A la Révolution les nourrices prennent le pouvoir symbolique. Libérées des ci-devant qui monopolisaient leur potentiel laitier, elles deviennent le fer de lance du mouvement qui milite pour l’allaitement maternel, un acte militant qui va même prendre une valeur patriotique.
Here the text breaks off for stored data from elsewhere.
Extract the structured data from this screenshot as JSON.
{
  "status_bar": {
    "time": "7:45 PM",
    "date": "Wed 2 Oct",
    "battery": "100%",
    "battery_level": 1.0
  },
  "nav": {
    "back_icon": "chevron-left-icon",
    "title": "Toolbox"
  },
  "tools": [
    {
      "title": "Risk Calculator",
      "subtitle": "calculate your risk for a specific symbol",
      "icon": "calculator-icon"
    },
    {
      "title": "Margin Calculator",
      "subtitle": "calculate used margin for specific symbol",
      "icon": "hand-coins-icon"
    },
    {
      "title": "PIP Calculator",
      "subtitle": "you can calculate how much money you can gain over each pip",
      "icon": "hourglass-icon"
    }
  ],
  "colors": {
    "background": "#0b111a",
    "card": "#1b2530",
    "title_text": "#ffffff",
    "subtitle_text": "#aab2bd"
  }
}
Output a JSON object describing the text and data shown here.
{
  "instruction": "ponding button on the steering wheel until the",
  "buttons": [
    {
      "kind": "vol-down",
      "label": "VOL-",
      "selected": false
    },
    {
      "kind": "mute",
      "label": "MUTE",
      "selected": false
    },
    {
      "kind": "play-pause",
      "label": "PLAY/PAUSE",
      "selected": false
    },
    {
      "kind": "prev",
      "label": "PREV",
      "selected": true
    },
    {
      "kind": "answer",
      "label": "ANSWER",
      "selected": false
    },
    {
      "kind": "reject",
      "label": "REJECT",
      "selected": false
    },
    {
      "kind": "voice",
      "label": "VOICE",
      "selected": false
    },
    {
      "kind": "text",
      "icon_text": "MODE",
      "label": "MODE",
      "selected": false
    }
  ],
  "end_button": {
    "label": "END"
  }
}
Dans la profusion de journaux qui voient alors le jour on peut ainsi noter la parution du « Journal des mères de famille, entièrement consacré à celles qui se destinent à nourrir et élever leurs enfants dans l’ordre de la nature ». Jusqu’où vont se nicher les attendus du droit naturel ! Toujours est-il que la Révolution va augurer d’une réforme totale de l’attitude envers la petite enfance, que le XIXème siècle confirmera en adoptant l’invention du « baby » et de l’épingle de sûreté qui parachève le dispositif révolutionnaire de la couche-culotte et satisfait les soucis hygiénistes du temps.